Un último disparo ahogó sus gritos de pánico.
La bahía enmudeció.
No podía creer que había sobrevivido. Chapoteó para subir al bote a toda prisa y se dejó caer de espaldas sobre los bancos. La Bouche se acercó para comprobar si la última dentellada le había alcanzado las piernas. Después pegó la oreja al pecho del esclavo y le tomó el pulso. Tenía un agujero de bala en un costado y había tragado bastante agua, pero aún respiraba.
Los traficantes holandeses, que eran muchos más en número, apuntaron a La Bouche y a sus tres escoltas. Éstos no se amedrentaron. También levantaron sus armas y clavaron la mirada en los ojos de sus enemigos, siguiendo la línea del cañón de los mosquetes que aún humeaban entre sus manos.
—¡Explicaos! —exigió el capitán holandés.
—Anoche intentaron matar a este hombre —respondió La Bouche sin dudar, señalando a Matthieu.
—¿Qué tiene eso que ver con mi esclavo?
—Lo necesito para esclarecer lo ocurrido.
El viento silbó de repente con fuerza. Los botes se balancearon. Los demás esclavos se aferraban unos a otros sin saber qué ocurría.
—Arriesgar la vida por un miserable trozo de carne que ni siquiera se puede masticar… —espetó el holandés, lanzando al músico una fugaz mirada de desprecio.

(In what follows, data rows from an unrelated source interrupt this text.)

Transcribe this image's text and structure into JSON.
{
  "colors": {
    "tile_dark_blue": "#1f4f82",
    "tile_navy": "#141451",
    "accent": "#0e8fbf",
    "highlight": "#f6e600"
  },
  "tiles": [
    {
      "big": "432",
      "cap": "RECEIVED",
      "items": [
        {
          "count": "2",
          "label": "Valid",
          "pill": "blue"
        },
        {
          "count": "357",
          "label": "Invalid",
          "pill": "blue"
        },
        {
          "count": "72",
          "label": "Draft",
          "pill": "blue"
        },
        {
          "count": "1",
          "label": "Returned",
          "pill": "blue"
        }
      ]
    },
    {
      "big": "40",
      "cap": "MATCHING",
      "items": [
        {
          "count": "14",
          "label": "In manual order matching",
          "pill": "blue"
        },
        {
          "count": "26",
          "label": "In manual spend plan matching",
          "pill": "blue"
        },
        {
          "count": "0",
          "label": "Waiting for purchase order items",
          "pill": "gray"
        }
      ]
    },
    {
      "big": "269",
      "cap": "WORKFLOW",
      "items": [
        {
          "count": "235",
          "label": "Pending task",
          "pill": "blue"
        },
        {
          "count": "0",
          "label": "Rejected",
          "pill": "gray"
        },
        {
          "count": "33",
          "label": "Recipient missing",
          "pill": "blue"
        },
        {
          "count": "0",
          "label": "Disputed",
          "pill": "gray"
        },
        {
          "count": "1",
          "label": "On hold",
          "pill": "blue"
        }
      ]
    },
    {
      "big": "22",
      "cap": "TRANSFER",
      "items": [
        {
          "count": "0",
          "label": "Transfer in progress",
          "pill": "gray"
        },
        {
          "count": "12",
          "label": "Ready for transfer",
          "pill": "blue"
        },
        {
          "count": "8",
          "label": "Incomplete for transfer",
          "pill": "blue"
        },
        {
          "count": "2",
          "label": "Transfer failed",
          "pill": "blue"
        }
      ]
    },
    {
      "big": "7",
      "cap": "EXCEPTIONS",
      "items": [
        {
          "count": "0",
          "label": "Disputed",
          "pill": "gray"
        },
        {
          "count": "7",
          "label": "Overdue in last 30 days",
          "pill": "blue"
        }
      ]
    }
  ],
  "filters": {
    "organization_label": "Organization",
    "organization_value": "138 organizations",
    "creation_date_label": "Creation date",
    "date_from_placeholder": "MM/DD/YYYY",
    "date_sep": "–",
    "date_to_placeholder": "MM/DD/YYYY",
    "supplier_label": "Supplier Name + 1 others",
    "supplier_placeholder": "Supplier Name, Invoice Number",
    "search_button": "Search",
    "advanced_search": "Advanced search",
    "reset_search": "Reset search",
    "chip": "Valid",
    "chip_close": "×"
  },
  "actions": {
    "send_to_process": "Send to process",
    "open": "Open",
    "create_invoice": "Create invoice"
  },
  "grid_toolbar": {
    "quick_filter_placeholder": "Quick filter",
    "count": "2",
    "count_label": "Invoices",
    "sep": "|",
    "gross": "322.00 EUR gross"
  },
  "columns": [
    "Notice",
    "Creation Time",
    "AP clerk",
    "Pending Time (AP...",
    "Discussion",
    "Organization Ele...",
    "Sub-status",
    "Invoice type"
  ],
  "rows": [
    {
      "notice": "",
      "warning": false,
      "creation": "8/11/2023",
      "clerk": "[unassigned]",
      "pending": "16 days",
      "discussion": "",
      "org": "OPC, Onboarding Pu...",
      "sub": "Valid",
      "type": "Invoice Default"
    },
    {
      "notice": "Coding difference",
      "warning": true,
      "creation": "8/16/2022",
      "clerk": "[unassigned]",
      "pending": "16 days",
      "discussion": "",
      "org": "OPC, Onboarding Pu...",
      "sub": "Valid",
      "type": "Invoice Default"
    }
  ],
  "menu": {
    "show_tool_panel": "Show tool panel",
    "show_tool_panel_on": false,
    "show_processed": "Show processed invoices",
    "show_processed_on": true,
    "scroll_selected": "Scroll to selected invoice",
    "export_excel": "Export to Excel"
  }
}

La Bouche aguantó sin replicar, tratando de no ceder en aquel pulso de autoridad.
—Voy a pedir a mis hombres que bajen sus armas —dijo.

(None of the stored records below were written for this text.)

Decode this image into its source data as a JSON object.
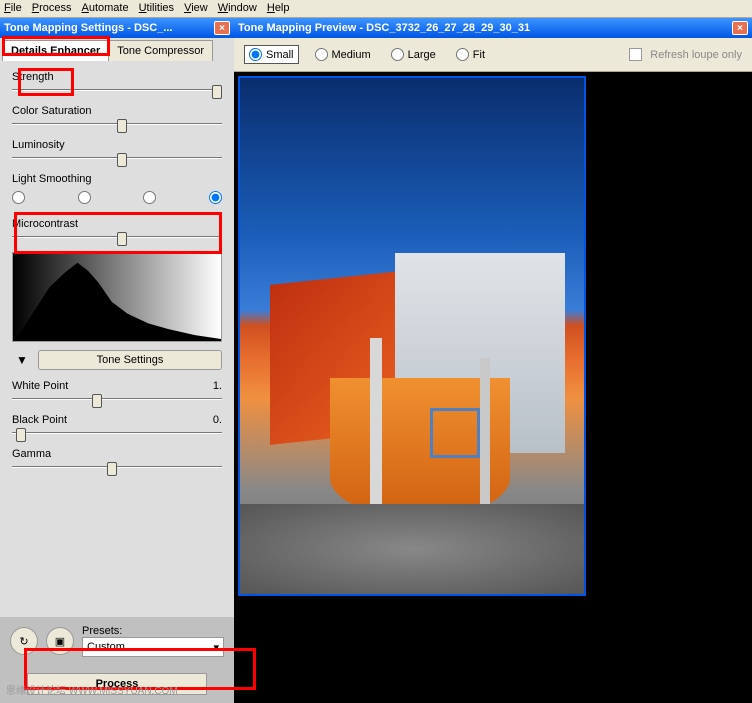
{
  "menu": {
    "file": "File",
    "process": "Process",
    "automate": "Automate",
    "utilities": "Utilities",
    "view": "View",
    "window": "Window",
    "help": "Help"
  },
  "settings": {
    "title": "Tone Mapping Settings - DSC_...",
    "tabs": {
      "enhancer": "Details Enhancer",
      "compressor": "Tone Compressor"
    },
    "sliders": {
      "strength": "Strength",
      "saturation": "Color Saturation",
      "luminosity": "Luminosity",
      "lightSmoothing": "Light Smoothing",
      "microcontrast": "Microcontrast",
      "whitePoint": {
        "label": "White Point",
        "value": "1."
      },
      "blackPoint": {
        "label": "Black Point",
        "value": "0."
      },
      "gamma": "Gamma"
    },
    "toneSettings": "Tone Settings",
    "presets": {
      "label": "Presets:",
      "value": "Custom"
    },
    "process": "Process"
  },
  "preview": {
    "title": "Tone Mapping Preview - DSC_3732_26_27_28_29_30_31",
    "sizes": {
      "small": "Small",
      "medium": "Medium",
      "large": "Large",
      "fit": "Fit"
    },
    "refresh": "Refresh loupe only"
  },
  "watermark": "思缘设计论坛  WWW.MISSYUAN.COM"
}
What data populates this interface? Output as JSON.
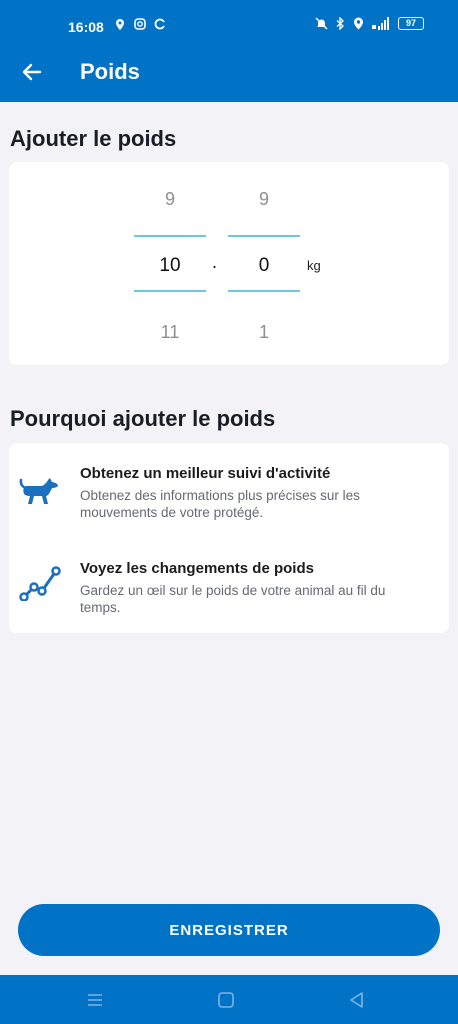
{
  "status_bar": {
    "time": "16:08",
    "battery": "97",
    "left_icons": [
      "location-pin-icon",
      "instagram-icon",
      "sync-icon"
    ],
    "right_icons": [
      "mute-icon",
      "bluetooth-icon",
      "location-icon",
      "signal-icon",
      "battery-icon"
    ]
  },
  "header": {
    "title": "Poids",
    "back_icon": "arrow-left-icon",
    "color": "#0173c7"
  },
  "add_weight": {
    "title": "Ajouter le poids",
    "integer_picker": {
      "above": "9",
      "selected": "10",
      "below": "11"
    },
    "separator": ".",
    "decimal_picker": {
      "above": "9",
      "selected": "0",
      "below": "1"
    },
    "unit": "kg"
  },
  "why": {
    "title": "Pourquoi ajouter le poids",
    "items": [
      {
        "icon": "running-dog-icon",
        "title": "Obtenez un meilleur suivi d'activité",
        "description": "Obtenez des informations plus précises sur les mouvements de votre protégé."
      },
      {
        "icon": "line-chart-icon",
        "title": "Voyez les changements de poids",
        "description": "Gardez un œil sur le poids de votre animal au fil du temps."
      }
    ]
  },
  "save_button": {
    "label": "ENREGISTRER"
  },
  "nav_bar": {
    "icons": [
      "menu-icon",
      "home-square-icon",
      "back-triangle-icon"
    ]
  }
}
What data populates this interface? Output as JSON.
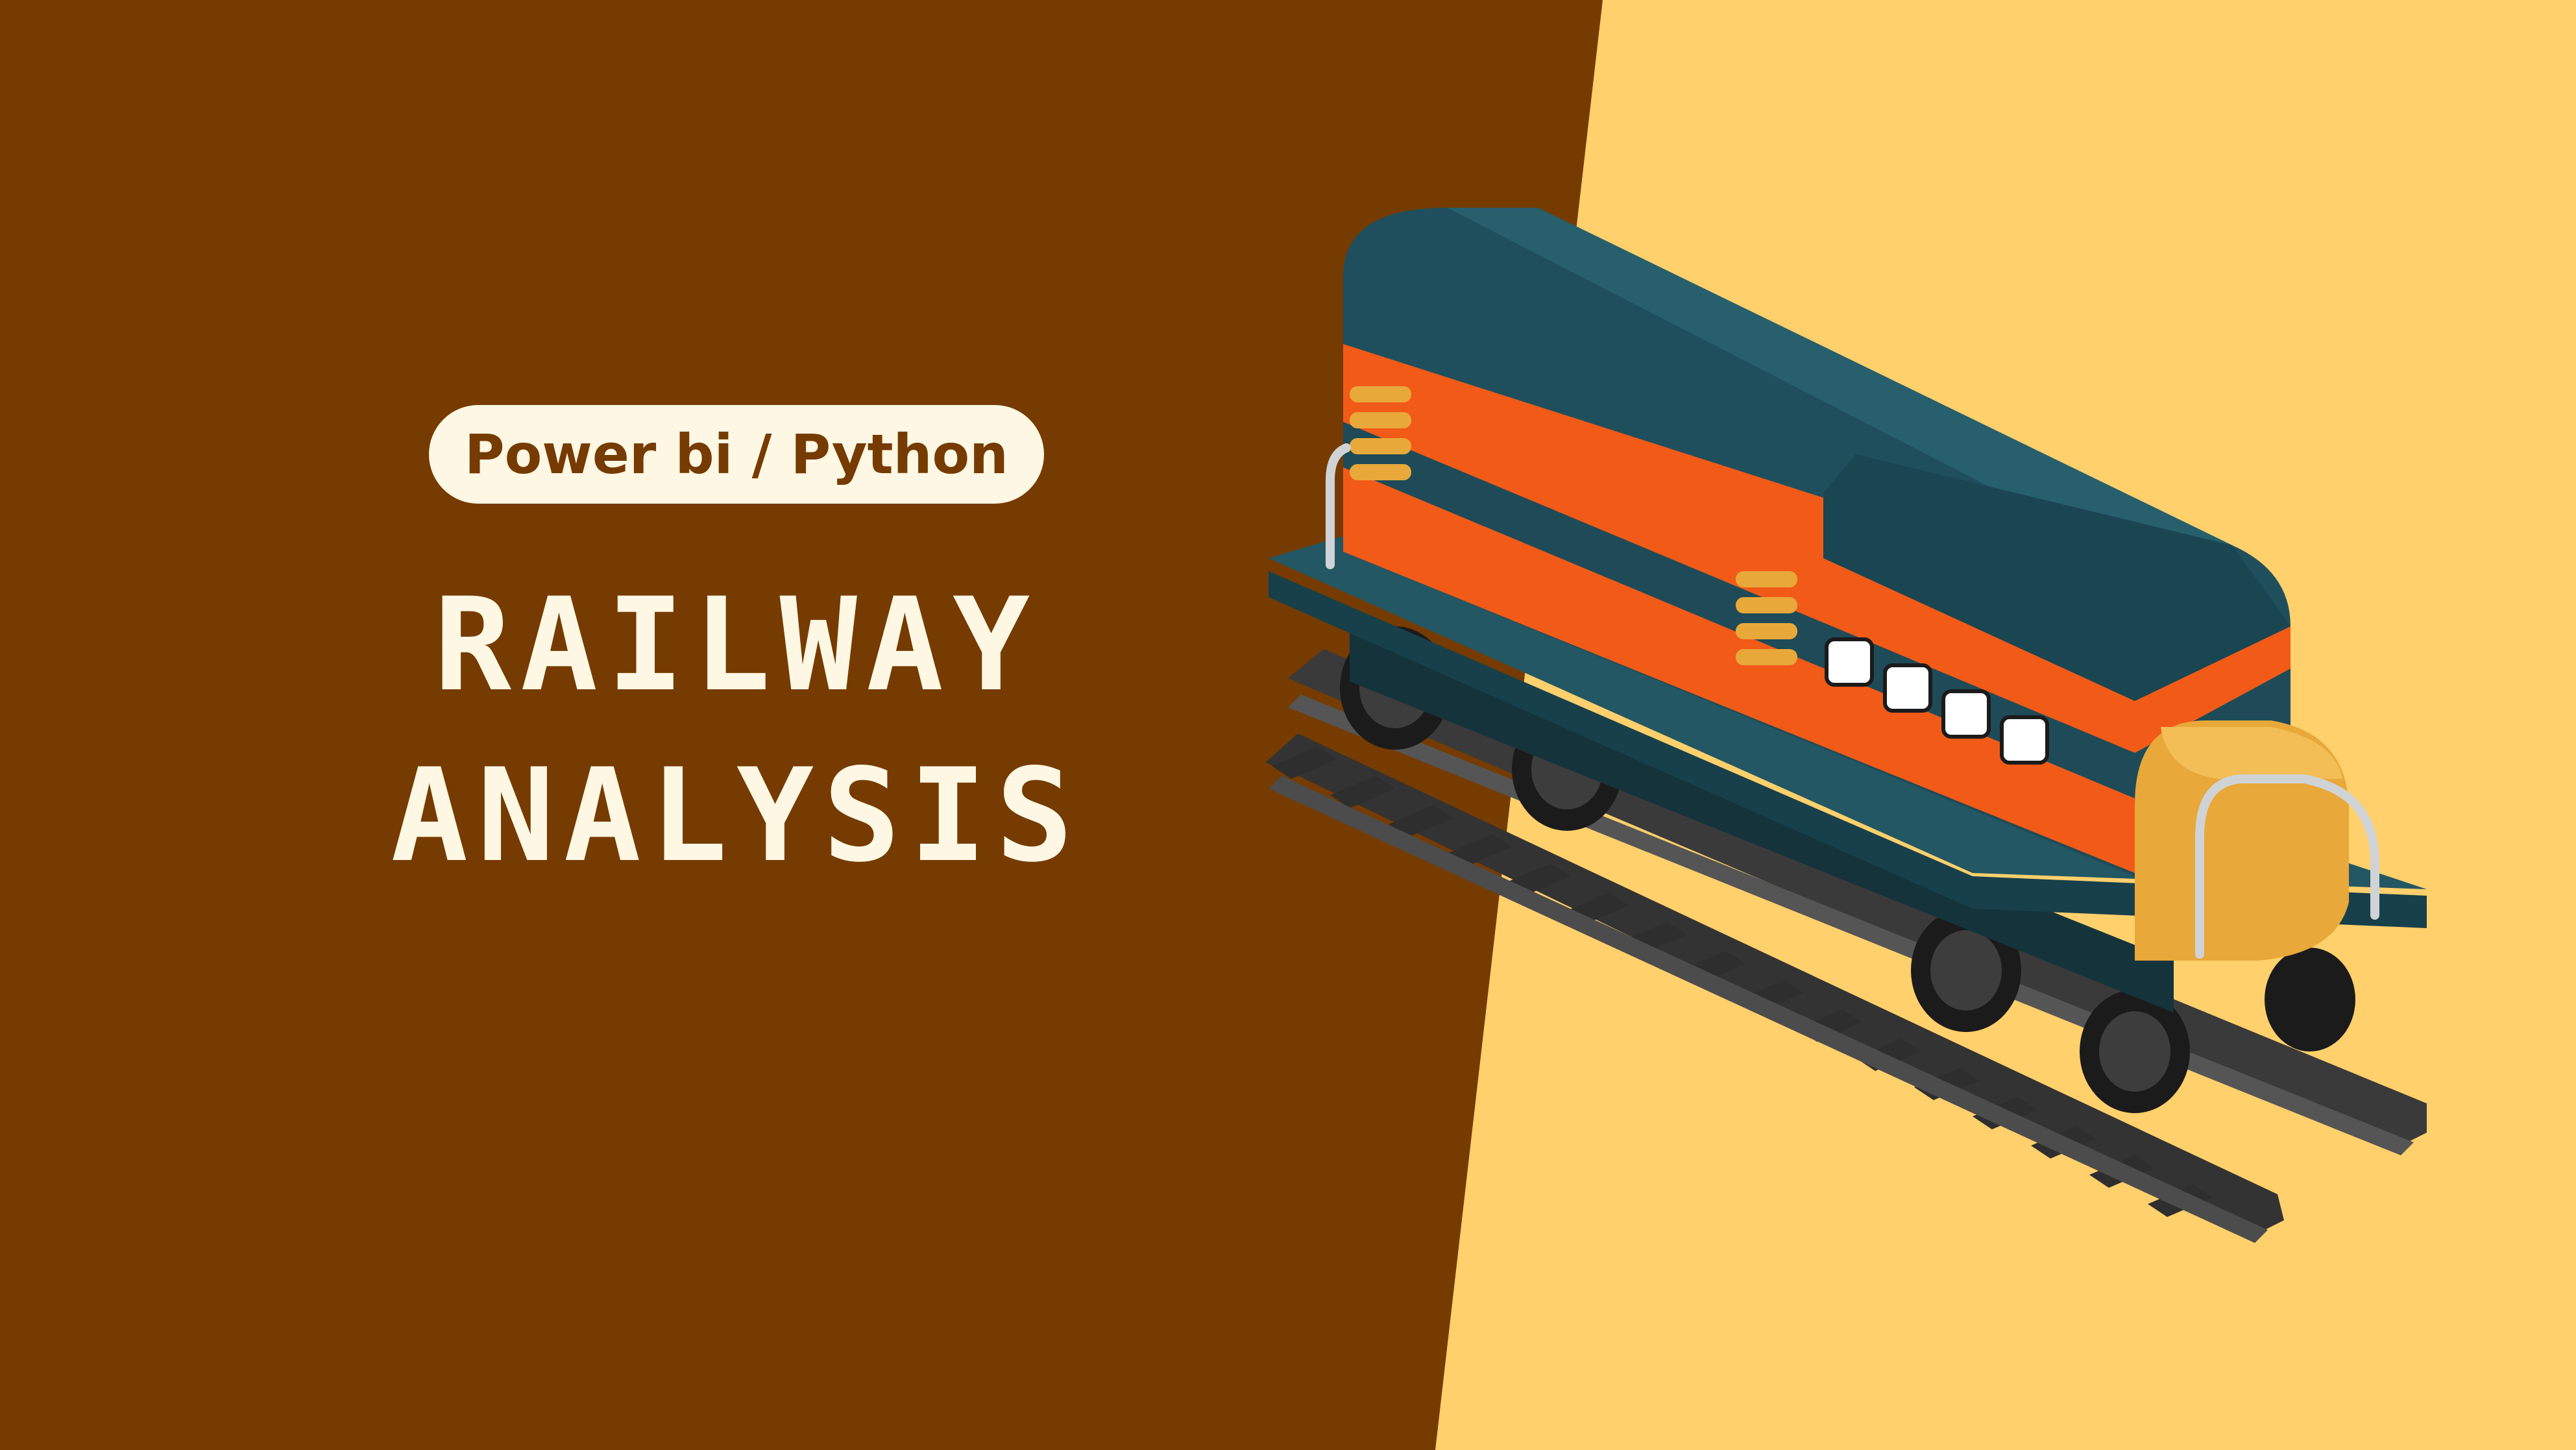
{
  "tag": {
    "label": "Power bi / Python"
  },
  "title": {
    "line1": "RAILWAY",
    "line2": "ANALYSIS"
  },
  "illustration": {
    "icon": "locomotive-on-rails-icon"
  },
  "colors": {
    "background_left": "#763B00",
    "background_right": "#FFD06C",
    "text_light": "#FDF7E4",
    "train_body": "#1E4B57",
    "train_stripe": "#F25A18",
    "train_accent": "#E8A83A"
  }
}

—Quizá aproveche ese momento para terminar con vos —repuso el holandés—. ¿Qué pensarían en la isla si os dejase marchar después de sufrir una afrenta semejante?
—Haced lo que creáis oportuno.
No le quedaba otro remedio. Aflojó la tensión que le hacía mantener el mosquete inmóvil. Sin separar el índice del gatillo dejó caer lentamente el cañón hacia el agua. A un gesto suyo los escoltas hicieron lo mismo, no sin reservas.
—Sacadle a ese negro la información que preciséis y después arrojadlo vivo al mar —concluyó el holandés, asegurándose de decir la última palabra para sellar la cuestión—. Haréis eso por mí, ¿verdad?
Se despidió con una reverencia burlesca y ordenó a sus hombres seguir adelante. De improviso arreó un culatazo en la cara a un negro que había osado mirarle a los ojos. Los demás esclavos escondieron la cabeza entre las piernas. Ninguno de ellos se volvió para ver cómo, lentamente, se hacía más y más pequeña su tierra africana.
Matthieu respiró hondo y presionó de forma inconsciente la mano del
griot,
como si éste pudiera sentirlo. Remaron hacia el barco. El contramaestre Catroux, que había asistido atónito a la escena desde el lugar donde estaban fondeados, ya había arriado los cabos sobre las botavaras. Chirriaron las poleas. Los marineros aseguraron los nudos para alzar el bote mientras Matthieu y los soldados se encaramaban por la escala de cuerda.